Predicted anthropogenic climate changes include increased average temperatures, more variable precipitation regimes, and increased frequency and intensity of climate extremes (e.g., heat waves, drought). These are expected to interact to influence a complex array of ecological interactions and evolutionary processes through chronic alterations in resource availability and increased stress. Natural plant populations will respond initially to these altered environmental conditions through observed phenotypic changes (Smith et al. 2009). Plant phenotypic responses to changing environmental conditions are achieved through the regulation of gene expression at transcriptional and post-transcriptional levels, which results in changes in metabolism and physiology. However, in comparison to these downstream phenotypic variables, gene expression is expected to be a more sensitive indicator of response to altered environmental conditions. Evaluating functional responses of plants at the genetic and biochemical level can increase our understanding of underlying genetic bases of responses that limit growth and survivorship, which could over time influence fitness variation, selection and adaptative responses. Individual responses also could affect community and ecosystem structure and function, particularly if the impacted species is dominant (common) in the system or if species differ in their ability to cope with changing environmental conditions (Smith et al. 2009).

Until recently, the molecular basis of plant responses to changing environmental conditions in natural systems was often relegated to a black box status (Leakey et al. 2009). However, with genomics and other molecular tools (e.g., metabolomics), we can begin to shed light on these molecular mechanisms and assess their importance in more realistic field settings. The integration of genomics into ecological research represents an important emerging field (Leakey et al. 2009), one that I have been on the forefront of with support from the DOE, enabling me to assemble a multidisciplinary team of scientists. Our approach is to utilize the functional genomic information from a model organism (Zea mays) to determine how genomic responses of two closely related, ecologically important C4 grass species, Andropogon gerardii and Sorghastrum nutans, may underlie community and ecosystem responses to climate change. These grasses co-dominant in native tallgrass prairie but differ in their sensitivity to changes in temperature and water availability (Swemmer et al. 2006, Nippert et al. 2009). We believe it is these differential responses that likely drive observed community and ecosystem responses to climate change.

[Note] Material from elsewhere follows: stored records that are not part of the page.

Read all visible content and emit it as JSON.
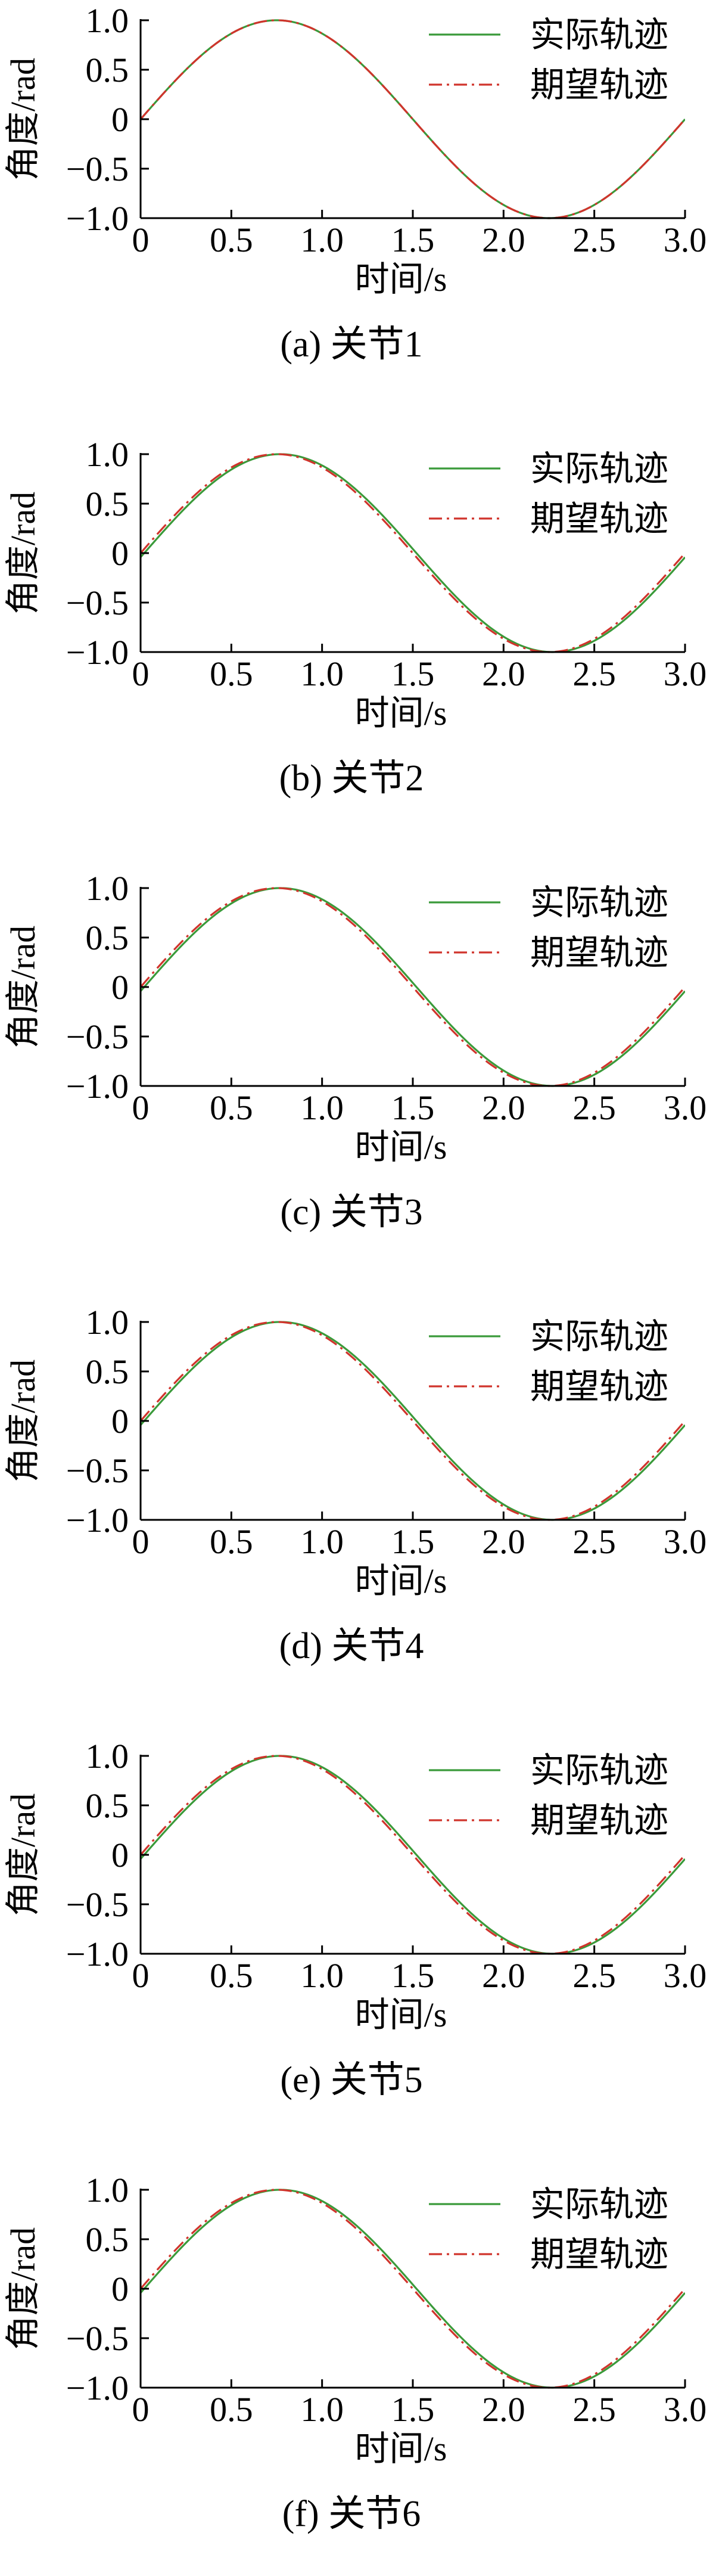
{
  "chart_data": [
    {
      "type": "line",
      "caption": "(a)  关节1",
      "xlabel": "时间/s",
      "ylabel": "角度/rad",
      "xlim": [
        0,
        3.0
      ],
      "ylim": [
        -1.0,
        1.0
      ],
      "xticks": [
        "0",
        "0.5",
        "1.0",
        "1.5",
        "2.0",
        "2.5",
        "3.0"
      ],
      "yticks": [
        "1.0",
        "0.5",
        "0",
        "−0.5",
        "−1.0"
      ],
      "grid": false,
      "legend": "top-right",
      "series": [
        {
          "name": "实际轨迹",
          "color": "#3a9a3a",
          "style": "solid",
          "amplitude": 1.0,
          "period": 3.0,
          "phase_shift": 0.0
        },
        {
          "name": "期望轨迹",
          "color": "#d0342c",
          "style": "dashdot",
          "amplitude": 1.0,
          "period": 3.0,
          "phase_shift": 0.0
        }
      ]
    },
    {
      "type": "line",
      "caption": "(b)  关节2",
      "xlabel": "时间/s",
      "ylabel": "角度/rad",
      "xlim": [
        0,
        3.0
      ],
      "ylim": [
        -1.0,
        1.0
      ],
      "xticks": [
        "0",
        "0.5",
        "1.0",
        "1.5",
        "2.0",
        "2.5",
        "3.0"
      ],
      "yticks": [
        "1.0",
        "0.5",
        "0",
        "−0.5",
        "−1.0"
      ],
      "grid": false,
      "legend": "top-right",
      "series": [
        {
          "name": "实际轨迹",
          "color": "#3a9a3a",
          "style": "solid",
          "amplitude": 1.0,
          "period": 3.0,
          "phase_shift": 0.02
        },
        {
          "name": "期望轨迹",
          "color": "#d0342c",
          "style": "dashdot",
          "amplitude": 1.0,
          "period": 3.0,
          "phase_shift": 0.0
        }
      ]
    },
    {
      "type": "line",
      "caption": "(c)  关节3",
      "xlabel": "时间/s",
      "ylabel": "角度/rad",
      "xlim": [
        0,
        3.0
      ],
      "ylim": [
        -1.0,
        1.0
      ],
      "xticks": [
        "0",
        "0.5",
        "1.0",
        "1.5",
        "2.0",
        "2.5",
        "3.0"
      ],
      "yticks": [
        "1.0",
        "0.5",
        "0",
        "−0.5",
        "−1.0"
      ],
      "grid": false,
      "legend": "top-right",
      "series": [
        {
          "name": "实际轨迹",
          "color": "#3a9a3a",
          "style": "solid",
          "amplitude": 1.0,
          "period": 3.0,
          "phase_shift": 0.02
        },
        {
          "name": "期望轨迹",
          "color": "#d0342c",
          "style": "dashdot",
          "amplitude": 1.0,
          "period": 3.0,
          "phase_shift": 0.0
        }
      ]
    },
    {
      "type": "line",
      "caption": "(d)  关节4",
      "xlabel": "时间/s",
      "ylabel": "角度/rad",
      "xlim": [
        0,
        3.0
      ],
      "ylim": [
        -1.0,
        1.0
      ],
      "xticks": [
        "0",
        "0.5",
        "1.0",
        "1.5",
        "2.0",
        "2.5",
        "3.0"
      ],
      "yticks": [
        "1.0",
        "0.5",
        "0",
        "−0.5",
        "−1.0"
      ],
      "grid": false,
      "legend": "top-right",
      "series": [
        {
          "name": "实际轨迹",
          "color": "#3a9a3a",
          "style": "solid",
          "amplitude": 1.0,
          "period": 3.0,
          "phase_shift": 0.02
        },
        {
          "name": "期望轨迹",
          "color": "#d0342c",
          "style": "dashdot",
          "amplitude": 1.0,
          "period": 3.0,
          "phase_shift": 0.0
        }
      ]
    },
    {
      "type": "line",
      "caption": "(e)  关节5",
      "xlabel": "时间/s",
      "ylabel": "角度/rad",
      "xlim": [
        0,
        3.0
      ],
      "ylim": [
        -1.0,
        1.0
      ],
      "xticks": [
        "0",
        "0.5",
        "1.0",
        "1.5",
        "2.0",
        "2.5",
        "3.0"
      ],
      "yticks": [
        "1.0",
        "0.5",
        "0",
        "−0.5",
        "−1.0"
      ],
      "grid": false,
      "legend": "top-right",
      "series": [
        {
          "name": "实际轨迹",
          "color": "#3a9a3a",
          "style": "solid",
          "amplitude": 1.0,
          "period": 3.0,
          "phase_shift": 0.02
        },
        {
          "name": "期望轨迹",
          "color": "#d0342c",
          "style": "dashdot",
          "amplitude": 1.0,
          "period": 3.0,
          "phase_shift": 0.0
        }
      ]
    },
    {
      "type": "line",
      "caption": "(f)  关节6",
      "xlabel": "时间/s",
      "ylabel": "角度/rad",
      "xlim": [
        0,
        3.0
      ],
      "ylim": [
        -1.0,
        1.0
      ],
      "xticks": [
        "0",
        "0.5",
        "1.0",
        "1.5",
        "2.0",
        "2.5",
        "3.0"
      ],
      "yticks": [
        "1.0",
        "0.5",
        "0",
        "−0.5",
        "−1.0"
      ],
      "grid": false,
      "legend": "top-right",
      "series": [
        {
          "name": "实际轨迹",
          "color": "#3a9a3a",
          "style": "solid",
          "amplitude": 1.0,
          "period": 3.0,
          "phase_shift": 0.02
        },
        {
          "name": "期望轨迹",
          "color": "#d0342c",
          "style": "dashdot",
          "amplitude": 1.0,
          "period": 3.0,
          "phase_shift": 0.0
        }
      ]
    }
  ]
}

Over the past four years, my lab has been assessing for the first time the genomic responses (i.e., transcriptional profiles via cDNA microarrays, target gene responses via real-time PCR) of individuals of both grass species to experimental warming and more variable rainfall patterns within a long-term collaborative field experiment, the Rainfall Manipulation Plots (RaMPs), located at the Konza Prairie Biological Station in northeastern KS. We have found that A. gerardii and S. nutans differ in fundamental ways in their leaf-level genomic responses to alterations in temperature and soil water availability imposed by the RaMPs treatments, with, for example, regulation of genes associated with biosynthesis and stress response pathways more sensitive to variation in temperature in A. gerardii and more sensitive to water stress in S. nutans (Travers et al. 2007, in revision, Yuan et al. in prep). While we are continuing to assess these linkages using a novel analytical framework, these differential gene-level responses appear to have important consequences for individual performance (altered physiology, reduced growth, Nippert et al. 2009), population structure (reductions in genotypic diversity and population abundances, Avolio et al. submitted), community diversity (increased abundance of uncommon species), and ecosystem functioning (reduced productivity, Knapp et al. 2002).